How to Care for Your Jackson's Chameleon
Jackson’s Chameleons (Trioceros jacksonii) are moderate-sized (10-14”, females are smaller), diurnal, arboreal reptiles native to the mountains of East Africa. There are several subspecies, the most common in the reptile trade being Trioceros jacksonii xantholophus. They generally prefer a well ventilated, humid habitat. Adult Jackson’s are primarily dark green with some darker patterning. Males are notable for the three horns on the nose and head. Some females may have a single small horn on the nose. To an extent, the coloration is dependent on their locale of origin. Although they are easier to keep than they were when first introduced into the hobby, the size of their enclosure and the watering system they require means that they are at an intermediate or advanced care level.

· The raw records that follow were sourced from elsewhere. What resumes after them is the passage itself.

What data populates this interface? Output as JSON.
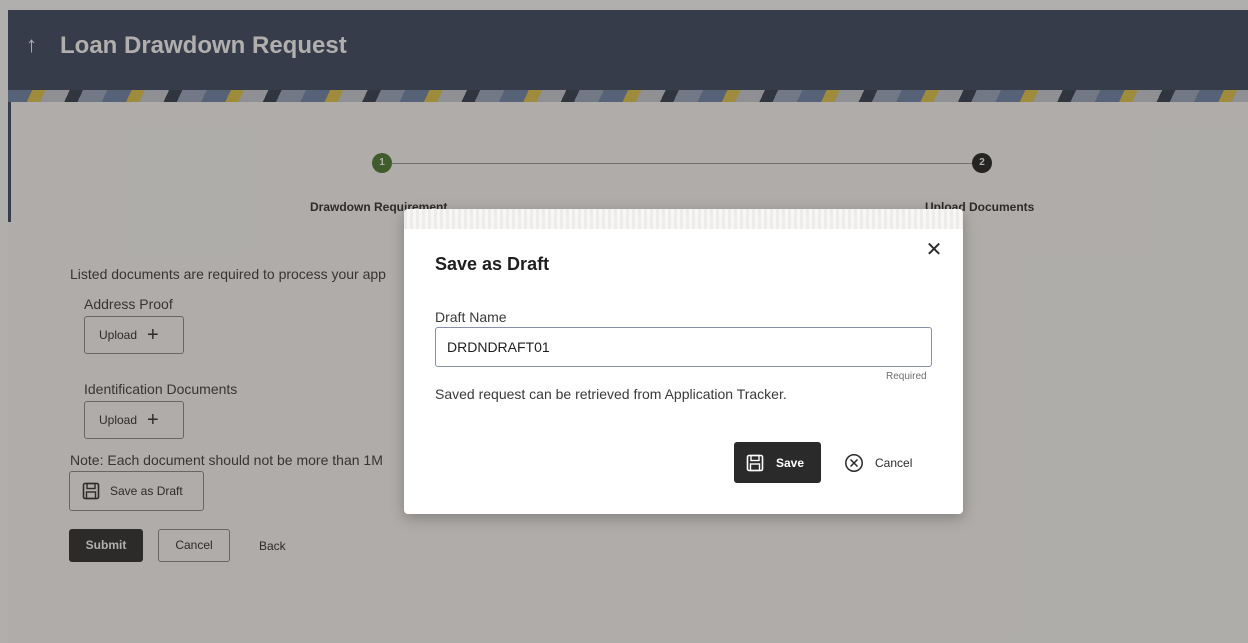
{
  "header": {
    "back_icon": "↑",
    "title": "Loan Drawdown Request"
  },
  "stepper": {
    "steps": [
      {
        "number": "1",
        "label": "Drawdown Requirement",
        "status": "completed",
        "color": "#4b7a2f"
      },
      {
        "number": "2",
        "label": "Upload Documents",
        "status": "current",
        "color": "#1f1f1f"
      }
    ]
  },
  "form": {
    "intro_text": "Listed documents are required to process your app",
    "documents": [
      {
        "label": "Address Proof",
        "upload_label": "Upload"
      },
      {
        "label": "Identification Documents",
        "upload_label": "Upload"
      }
    ],
    "note_text": "Note: Each document should not be more than 1M",
    "save_draft_label": "Save as Draft",
    "submit_label": "Submit",
    "cancel_label": "Cancel",
    "back_label": "Back"
  },
  "modal": {
    "title": "Save as Draft",
    "close_icon": "✕",
    "field_label": "Draft Name",
    "field_value": "DRDNDRAFT01",
    "required_text": "Required",
    "hint_text": "Saved request can be retrieved from Application Tracker.",
    "save_label": "Save",
    "cancel_label": "Cancel"
  },
  "colors": {
    "header_bg": "#3a4660",
    "primary_button": "#2a2a2a",
    "step_completed": "#4b7a2f"
  },
  "icons": {
    "save": "floppy-disk-icon",
    "cancel": "circle-x-icon",
    "close": "close-icon",
    "plus": "plus-icon"
  }
}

Jackson’s Chameleons require large, well-ventilated enclosures and do best in tall, screened cages. A minimum size of 24” wide and 36” tall is essential. With the growing popularity of Chameleons, enclosures specially designed for them are becoming more common. Since Chameleons are arboreal, they need appropriate sized perches, which can be artificial or made from actual plants. Perches must be of a width that the Chameleon can easily grip and be able to hold its weight. They also require cover vegetation for hiding spots so they will feel secure. Many keepers place a large potted plant at the bottom of the cage to provide both perches and hiding spots. In addition, Jackson’s Chameleons will benefit from real or fake foliage to provide them with opportunities to exercise and explore. It’s generally recommended that the Chameleon enclosure not have a particulate substrate (such as eco earth), though an increasing number of reptile keepers have successfully maintained a large variety of species in bioactive enclosures with particulate substrates.
Heating and Lighting
Since they are moderately sized diurnal reptiles, Jackson’s Chameleons require two kinds of lighting: a source of UVB throughout the cage to provide vitamin D3 for metabolizing calcium, and a focused basking light to provide heat. The temperature in the enclosure should range from about 65-75F at the bottom of the enclosure to 85 below the basking light. At night, a temperature drop to 50-60F is permissible. The recommended UVB light is a full-spectrum fluorescent or compact florescent bulb that runs most of the width of the enclosure. Florescent bulbs decrease in the amount of UVB emitted with time. It’s safest to replace the bulb every 6 months, though a more accurate schedule can be determined if a UV meter is purchased and used to check UV levels. The basking light can be a floodlight or LED light and should provide a heat level of approximately 85 degrees F when the Chameleon is on its highest perch. Both lights should be placed about 6-8” above the highest perch. The fluorescent light will provide UVB throughout the cage, and the basking light will allow the Chameleon to thermoregulate by choosing different spots at different elevations of the enclosure. A 12-hour on/12-hour off lighting schedule is sufficient to provide enough light and heat, as well as a temperature drop at night (see above).
Food and Supplementation
Jackson’s Chameleons are primarily fed with adult-sized crickets or large Dubia Roaches. The Chameleon’s size and arboreal habits make worms an impractical choice. Feeders should be dusted with calcium, vitamin D3, and other vitamins and minerals at every feeding. Juvenile Chameleons should be fed daily; adults can be fed every other day. Jackson’s Chameleons get their hydration from droplets of water that adhere to the cage and the foliage. The enclosure should be misted two to three times daily to thoroughly wet the perches and foliage. Some keepers prefer to use a timed drip or mist system, which they can either purchase or make themselves. On occasion, keepers will place the Chameleon and a large plant in the shower to provide hydration.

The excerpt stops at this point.